O juiz da Tribunal Superior do Condado de Los Angeles concluiu que a defesa de Cosby não apresentou provas suficientes para sustentar a tese de irregularidades processuais que, segundo ele, teriam comprometido o direito a um julgamento justo. A sentença foi confirmada em instância superior, que considerou o valor da indenização não excessivo.
Os fatos que deram origem à ação civil remontam a mais de cinco décadas: segundo a acusadora, o ator a teria drogado e agredido sexualmente após atraí-la para um de seus espetáculos em 1972. Em março deste ano, uma juradoa civil decidiu a favor de Motsinger, atribuindo-lhe ressarcimento financeiro significativo.
O processo civil só pôde ser instaurado tantos anos depois devido a alterações legislativas recentes que ampliaram o prazo e o alcance para ações civis relativas a crimes sexuais antigos. Essa mudança permitiu que vítimas de condutas anteriores buscassem responsabilização fora do âmbito criminal, mesmo quando o tempo decorrido inviabilizou processos penais.
Em sua defesa, Bill Cosby afirmou ter sido vítima de uma 'justiça sumaríssima' e negou, de forma reiterada, qualquer ato de violência contra Donna Motsinger. A corte, após o exame das alegações e documentos apresentados, entendeu que não houve demonstração cabal de vícios processuais capazes de anular a condenação civil.
Do ponto de vista técnico, a decisão reforça dois pontos importantes: primeiro, a possibilidade de revisitar episódios antigos por meio da via civil quando mudanças na legislação permitirem; segundo, a tendência dos tribunais em avaliar com rigor a prova necessária a desconstituir decisões de júri civil. Fontes judiciais consultadas pela reportagem destacaram o foco do tribunal em aplicar padrões probatórios claros na reanálise de pedidos de novo julgamento.
Apuração in loco e cruzamento de fontes indicam que a sentença deve ser objeto de novos recursos, mas a confirmação pela Corte de Apelação cria um obstáculo processual de peso para a defesa. O caso volta a colocar em evidência o debate sobre a responsabilização civil em episódios de violência sexual ocorridos décadas atrás e o papel das reformas legislativas nesse processo.

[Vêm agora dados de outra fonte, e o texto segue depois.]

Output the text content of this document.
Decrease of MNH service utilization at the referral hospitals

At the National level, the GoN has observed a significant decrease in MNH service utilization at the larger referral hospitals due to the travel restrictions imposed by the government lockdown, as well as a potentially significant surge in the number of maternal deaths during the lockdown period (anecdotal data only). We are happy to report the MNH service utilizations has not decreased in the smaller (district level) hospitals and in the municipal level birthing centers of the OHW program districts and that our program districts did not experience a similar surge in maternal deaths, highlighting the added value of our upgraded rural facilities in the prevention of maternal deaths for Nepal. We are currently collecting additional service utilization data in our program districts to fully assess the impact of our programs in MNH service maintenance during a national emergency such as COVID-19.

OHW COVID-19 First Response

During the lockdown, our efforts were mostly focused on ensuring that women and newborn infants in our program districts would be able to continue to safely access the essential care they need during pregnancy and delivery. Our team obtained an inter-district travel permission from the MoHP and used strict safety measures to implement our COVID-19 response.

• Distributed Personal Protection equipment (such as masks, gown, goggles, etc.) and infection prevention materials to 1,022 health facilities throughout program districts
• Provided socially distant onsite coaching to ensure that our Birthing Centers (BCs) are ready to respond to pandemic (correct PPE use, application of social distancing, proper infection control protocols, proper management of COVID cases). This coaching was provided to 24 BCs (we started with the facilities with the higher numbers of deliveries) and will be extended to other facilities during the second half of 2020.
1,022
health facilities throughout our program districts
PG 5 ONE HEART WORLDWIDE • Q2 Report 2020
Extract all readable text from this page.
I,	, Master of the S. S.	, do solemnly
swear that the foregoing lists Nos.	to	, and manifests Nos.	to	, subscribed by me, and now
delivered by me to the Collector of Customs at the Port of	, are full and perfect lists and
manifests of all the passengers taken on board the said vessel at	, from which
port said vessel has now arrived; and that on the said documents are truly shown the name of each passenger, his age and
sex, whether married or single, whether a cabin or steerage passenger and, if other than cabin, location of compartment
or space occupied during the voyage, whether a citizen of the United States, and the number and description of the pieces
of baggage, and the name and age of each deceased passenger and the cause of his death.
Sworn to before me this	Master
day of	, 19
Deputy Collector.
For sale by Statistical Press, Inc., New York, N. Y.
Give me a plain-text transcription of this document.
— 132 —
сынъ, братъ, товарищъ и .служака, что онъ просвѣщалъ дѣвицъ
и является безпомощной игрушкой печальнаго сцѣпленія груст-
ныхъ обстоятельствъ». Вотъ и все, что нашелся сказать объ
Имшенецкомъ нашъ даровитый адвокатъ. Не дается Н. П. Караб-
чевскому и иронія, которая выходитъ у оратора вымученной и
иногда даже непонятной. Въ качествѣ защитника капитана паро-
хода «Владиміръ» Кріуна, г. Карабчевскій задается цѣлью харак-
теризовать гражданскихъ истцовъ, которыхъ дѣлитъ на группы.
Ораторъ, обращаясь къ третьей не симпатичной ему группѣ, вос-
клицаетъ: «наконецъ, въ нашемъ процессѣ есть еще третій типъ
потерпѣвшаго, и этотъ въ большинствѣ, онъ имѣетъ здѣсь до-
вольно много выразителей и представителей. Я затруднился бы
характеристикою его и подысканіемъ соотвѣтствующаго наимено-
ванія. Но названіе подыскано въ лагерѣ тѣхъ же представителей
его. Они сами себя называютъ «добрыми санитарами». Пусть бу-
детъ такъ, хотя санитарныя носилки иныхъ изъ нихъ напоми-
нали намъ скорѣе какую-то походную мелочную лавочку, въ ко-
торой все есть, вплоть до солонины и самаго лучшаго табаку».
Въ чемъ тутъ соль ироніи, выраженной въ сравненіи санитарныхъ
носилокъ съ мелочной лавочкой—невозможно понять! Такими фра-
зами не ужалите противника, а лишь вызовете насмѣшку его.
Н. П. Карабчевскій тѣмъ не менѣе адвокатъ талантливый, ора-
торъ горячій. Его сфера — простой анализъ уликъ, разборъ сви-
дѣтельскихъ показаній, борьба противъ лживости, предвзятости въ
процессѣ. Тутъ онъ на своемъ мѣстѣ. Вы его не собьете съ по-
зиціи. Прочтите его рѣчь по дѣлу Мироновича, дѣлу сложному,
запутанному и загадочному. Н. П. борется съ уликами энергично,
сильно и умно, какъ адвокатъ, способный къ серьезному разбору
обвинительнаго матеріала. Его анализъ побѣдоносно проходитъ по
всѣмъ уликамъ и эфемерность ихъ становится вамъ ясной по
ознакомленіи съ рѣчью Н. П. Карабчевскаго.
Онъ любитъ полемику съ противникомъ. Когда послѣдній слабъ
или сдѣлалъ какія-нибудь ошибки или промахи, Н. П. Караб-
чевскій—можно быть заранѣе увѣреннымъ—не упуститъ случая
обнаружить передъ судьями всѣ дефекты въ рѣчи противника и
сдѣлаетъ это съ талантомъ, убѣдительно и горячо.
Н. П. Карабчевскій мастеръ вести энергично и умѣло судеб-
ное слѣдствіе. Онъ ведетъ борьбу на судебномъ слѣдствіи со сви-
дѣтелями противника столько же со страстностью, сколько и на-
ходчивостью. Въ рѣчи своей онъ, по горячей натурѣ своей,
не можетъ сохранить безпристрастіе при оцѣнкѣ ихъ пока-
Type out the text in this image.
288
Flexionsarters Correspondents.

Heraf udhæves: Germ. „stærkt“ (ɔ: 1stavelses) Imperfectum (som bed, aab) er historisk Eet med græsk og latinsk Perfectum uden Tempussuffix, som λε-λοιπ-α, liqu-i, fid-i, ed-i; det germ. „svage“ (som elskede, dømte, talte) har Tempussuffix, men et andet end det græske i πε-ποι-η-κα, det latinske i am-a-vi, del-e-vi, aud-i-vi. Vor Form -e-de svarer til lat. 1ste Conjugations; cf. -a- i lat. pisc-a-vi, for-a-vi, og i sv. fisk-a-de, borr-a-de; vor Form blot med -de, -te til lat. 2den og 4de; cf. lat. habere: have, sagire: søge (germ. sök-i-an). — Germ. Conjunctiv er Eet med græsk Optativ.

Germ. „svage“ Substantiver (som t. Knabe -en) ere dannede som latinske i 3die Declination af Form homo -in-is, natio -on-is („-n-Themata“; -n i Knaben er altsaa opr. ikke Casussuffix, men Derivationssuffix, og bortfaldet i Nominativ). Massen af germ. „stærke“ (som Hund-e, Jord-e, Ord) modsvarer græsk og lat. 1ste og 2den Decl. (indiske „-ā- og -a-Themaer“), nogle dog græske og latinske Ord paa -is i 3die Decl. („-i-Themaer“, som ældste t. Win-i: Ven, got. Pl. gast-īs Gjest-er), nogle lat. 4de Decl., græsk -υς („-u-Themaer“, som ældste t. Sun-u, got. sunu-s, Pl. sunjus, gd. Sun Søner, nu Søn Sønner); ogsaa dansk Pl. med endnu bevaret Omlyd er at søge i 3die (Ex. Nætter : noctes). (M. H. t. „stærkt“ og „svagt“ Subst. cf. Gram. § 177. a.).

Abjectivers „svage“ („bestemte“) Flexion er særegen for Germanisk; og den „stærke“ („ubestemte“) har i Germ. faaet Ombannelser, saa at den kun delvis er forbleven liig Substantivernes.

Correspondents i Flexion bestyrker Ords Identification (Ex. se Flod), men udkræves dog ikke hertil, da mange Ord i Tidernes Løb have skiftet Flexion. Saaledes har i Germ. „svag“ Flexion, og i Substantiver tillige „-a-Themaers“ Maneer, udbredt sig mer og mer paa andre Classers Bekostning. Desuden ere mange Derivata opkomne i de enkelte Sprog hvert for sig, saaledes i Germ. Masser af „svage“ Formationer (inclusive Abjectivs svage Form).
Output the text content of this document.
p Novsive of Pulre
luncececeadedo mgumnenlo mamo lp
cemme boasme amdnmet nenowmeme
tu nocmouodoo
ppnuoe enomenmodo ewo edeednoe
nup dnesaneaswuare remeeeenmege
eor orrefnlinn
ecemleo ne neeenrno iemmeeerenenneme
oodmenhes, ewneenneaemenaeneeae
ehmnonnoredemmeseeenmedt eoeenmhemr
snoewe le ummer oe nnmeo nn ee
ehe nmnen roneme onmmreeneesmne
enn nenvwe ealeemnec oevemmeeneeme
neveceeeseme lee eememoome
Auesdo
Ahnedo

Fatos brutos e documentos oficiais compilados nesta reportagem foram verificados junto a comunicados judiciais e ao acervo público do processo. A realidade traduzida pelos autos mostra um veredito firme dos tribunais americanos em uma ação que restabeleceu a responsabilização por meio do sistema civil quando o criminal já não era acionável.